Das Bundesverkehrsministerium will mit einer Machbarkeitsstudie den Einsatz von Magnetschwebebahnen im Nahverkehr untersuchen lassen. Man wolle prüfen, welches Potenzial die Technologie im Vergleich zu anderen Transportmitteln wie U-Bahn, Regionalbahn oder Straßenbahn habe, sagte Bundesverkehrsminister Andreas Scheuer (CSU) in München.

Inustrielobbyismus vom feinsten

WbuIV, Dienstag, 18.02.2020, 09:06 (vor 2239 Tagen) @ Power132

das "Transrapdichen" mit diesem max. Tempo bietet für mich keinen Vorteil zur Rad-Schienen-Kombi. Wenn man in München Platz für eine isolierte Strecke zwischen Innenstadt und MUC möglich wäre würde sie es auf dieser Entfernung wohl im gleichen Tempo hinbekommen.

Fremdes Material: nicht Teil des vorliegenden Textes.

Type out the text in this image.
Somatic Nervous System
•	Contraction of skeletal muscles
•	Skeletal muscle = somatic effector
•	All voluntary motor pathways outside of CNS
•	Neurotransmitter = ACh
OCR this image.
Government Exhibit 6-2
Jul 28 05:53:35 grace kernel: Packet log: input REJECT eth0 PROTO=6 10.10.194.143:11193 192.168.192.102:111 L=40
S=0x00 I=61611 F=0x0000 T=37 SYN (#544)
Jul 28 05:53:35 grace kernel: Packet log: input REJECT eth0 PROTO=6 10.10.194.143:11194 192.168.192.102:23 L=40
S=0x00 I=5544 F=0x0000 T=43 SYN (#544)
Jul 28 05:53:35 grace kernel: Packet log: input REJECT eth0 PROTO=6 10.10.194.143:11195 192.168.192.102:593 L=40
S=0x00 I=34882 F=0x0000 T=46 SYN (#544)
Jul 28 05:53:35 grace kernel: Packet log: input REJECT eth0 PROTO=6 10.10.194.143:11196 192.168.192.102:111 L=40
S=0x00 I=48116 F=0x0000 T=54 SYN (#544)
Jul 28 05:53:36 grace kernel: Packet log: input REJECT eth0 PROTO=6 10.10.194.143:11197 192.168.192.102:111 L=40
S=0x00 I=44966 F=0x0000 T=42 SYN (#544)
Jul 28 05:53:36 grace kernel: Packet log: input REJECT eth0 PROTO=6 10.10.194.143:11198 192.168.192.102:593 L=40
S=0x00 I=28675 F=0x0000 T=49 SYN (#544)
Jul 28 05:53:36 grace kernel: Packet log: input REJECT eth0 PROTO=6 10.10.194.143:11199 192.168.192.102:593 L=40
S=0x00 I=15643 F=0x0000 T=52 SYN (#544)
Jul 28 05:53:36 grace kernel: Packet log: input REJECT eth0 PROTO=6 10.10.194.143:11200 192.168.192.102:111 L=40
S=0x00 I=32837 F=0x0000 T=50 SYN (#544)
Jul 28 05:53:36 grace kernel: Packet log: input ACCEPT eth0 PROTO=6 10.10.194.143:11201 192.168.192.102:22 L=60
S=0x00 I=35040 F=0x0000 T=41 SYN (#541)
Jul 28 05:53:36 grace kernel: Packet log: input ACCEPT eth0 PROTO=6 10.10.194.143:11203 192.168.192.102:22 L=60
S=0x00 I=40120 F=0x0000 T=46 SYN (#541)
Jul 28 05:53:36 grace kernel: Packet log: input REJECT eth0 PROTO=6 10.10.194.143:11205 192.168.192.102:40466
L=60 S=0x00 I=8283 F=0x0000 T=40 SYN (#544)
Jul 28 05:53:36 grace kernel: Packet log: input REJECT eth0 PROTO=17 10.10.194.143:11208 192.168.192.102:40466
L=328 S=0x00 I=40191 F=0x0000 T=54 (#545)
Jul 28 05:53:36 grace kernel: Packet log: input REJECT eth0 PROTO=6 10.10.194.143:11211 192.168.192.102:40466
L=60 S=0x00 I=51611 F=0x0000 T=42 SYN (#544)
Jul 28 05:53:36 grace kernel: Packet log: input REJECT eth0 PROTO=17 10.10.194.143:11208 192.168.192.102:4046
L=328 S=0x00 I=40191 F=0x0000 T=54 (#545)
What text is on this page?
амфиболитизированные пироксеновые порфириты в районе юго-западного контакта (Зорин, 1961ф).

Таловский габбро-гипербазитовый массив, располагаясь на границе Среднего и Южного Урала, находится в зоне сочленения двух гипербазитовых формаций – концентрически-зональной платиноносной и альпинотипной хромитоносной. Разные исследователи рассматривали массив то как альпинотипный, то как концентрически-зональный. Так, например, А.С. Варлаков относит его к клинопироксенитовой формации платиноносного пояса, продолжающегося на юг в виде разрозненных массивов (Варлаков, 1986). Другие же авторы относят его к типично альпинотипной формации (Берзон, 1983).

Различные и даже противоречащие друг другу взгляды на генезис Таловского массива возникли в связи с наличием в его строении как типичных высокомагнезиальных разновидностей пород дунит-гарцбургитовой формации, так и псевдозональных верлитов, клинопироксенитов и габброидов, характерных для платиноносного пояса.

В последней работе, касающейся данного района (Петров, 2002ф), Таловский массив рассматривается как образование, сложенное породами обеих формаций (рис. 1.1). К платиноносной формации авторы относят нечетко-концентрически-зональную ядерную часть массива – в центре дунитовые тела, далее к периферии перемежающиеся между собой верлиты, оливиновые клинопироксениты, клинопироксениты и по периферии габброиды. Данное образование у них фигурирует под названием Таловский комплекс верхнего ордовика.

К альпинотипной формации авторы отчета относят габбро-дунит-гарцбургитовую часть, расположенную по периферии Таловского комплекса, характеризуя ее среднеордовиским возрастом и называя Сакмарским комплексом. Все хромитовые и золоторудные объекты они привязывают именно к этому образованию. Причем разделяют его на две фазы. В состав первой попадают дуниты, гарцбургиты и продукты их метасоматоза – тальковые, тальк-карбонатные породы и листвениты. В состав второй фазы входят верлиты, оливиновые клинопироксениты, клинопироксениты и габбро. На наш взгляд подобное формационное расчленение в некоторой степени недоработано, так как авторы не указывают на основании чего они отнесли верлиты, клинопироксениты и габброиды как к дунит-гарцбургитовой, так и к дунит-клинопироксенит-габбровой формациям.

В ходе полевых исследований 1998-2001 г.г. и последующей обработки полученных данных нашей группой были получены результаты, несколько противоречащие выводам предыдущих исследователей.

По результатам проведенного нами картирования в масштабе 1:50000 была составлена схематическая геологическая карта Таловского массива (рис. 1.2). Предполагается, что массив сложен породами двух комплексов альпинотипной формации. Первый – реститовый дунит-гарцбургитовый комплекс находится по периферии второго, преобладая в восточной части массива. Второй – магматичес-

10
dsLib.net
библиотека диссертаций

Es geht wohl mehr darum eine Technik zu pushen, die sich als unverkäuflich erwiesen hat. Die "echte" Highspeedvariante ist schon längst kopiert. Wäre ein sinnvoller und wirtschaftlicher Betrieb irgendwie möglich hätte man ihn schon längst gebaut. Ein weiteres Verkehrssystem neben den bestehenden in einem dicht besiedelten Gebiet wie Deutschland ist für mich nicht sinnvoll. Ganz davon abgesehen, ob eine Baugenehmigung vor der Einführung des Beamens erfolgt.

Inustrielobbyismus vom feinsten

Giovanni, Dienstag, 18.02.2020, 09:55 (vor 2239 Tagen) @ WbuIV

das "Transrapdichen" mit diesem max. Tempo bietet für mich keinen Vorteil zur Rad-Schienen-Kombi. Wenn man in München Platz für eine isolierte Strecke zwischen Innenstadt und MUC möglich wäre würde sie es auf dieser Entfernung wohl im gleichen Tempo hinbekommen.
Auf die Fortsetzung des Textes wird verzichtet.